Abstract:Nowadays, devices are equipped with advanced sensors with higher processing/computing capabilities. Further, widespread Internet availability enables communication among sensing devices. As a result, vast amounts of data are generated on edge devices to drive Internet-of-Things (IoT), crowdsourcing, and other emerging technologies. The collected extensive data can be pre-processed, scaled, classified, and finally, used for predicting future events using machine learning (ML) methods. In traditional ML approaches, data is sent to and processed in a central server, which encounters communication overhead, processing delay, privacy leakage, and security issues.
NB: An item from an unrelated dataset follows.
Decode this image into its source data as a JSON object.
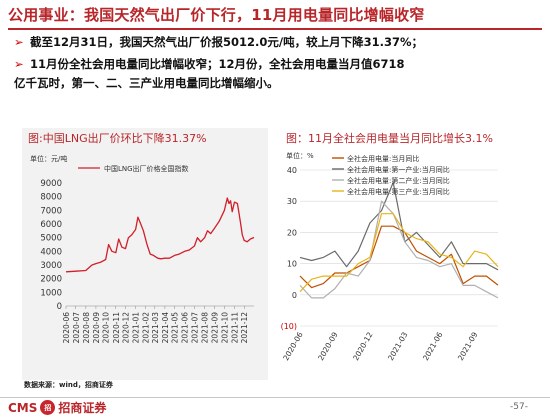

To overcome these challenges, each client can be trained locally based on its available data and by learning from the global model. This decentralized learning structure is referred to as Federated Learning (FL). However, in large-scale networks, there may be clients with varying computational resource capabilities. This may lead to implementation and scalability challenges for FL techniques. In this paper, we first introduce some recently implemented real-life applications of FL. We then emphasize on the core challenges of implementing the FL algorithms from the perspective of resource limitations (e.g., memory, bandwidth, and energy budget) of client clients. We finally discuss open issues associated with FL and highlight future directions in the FL area concerning resource-constrained devices.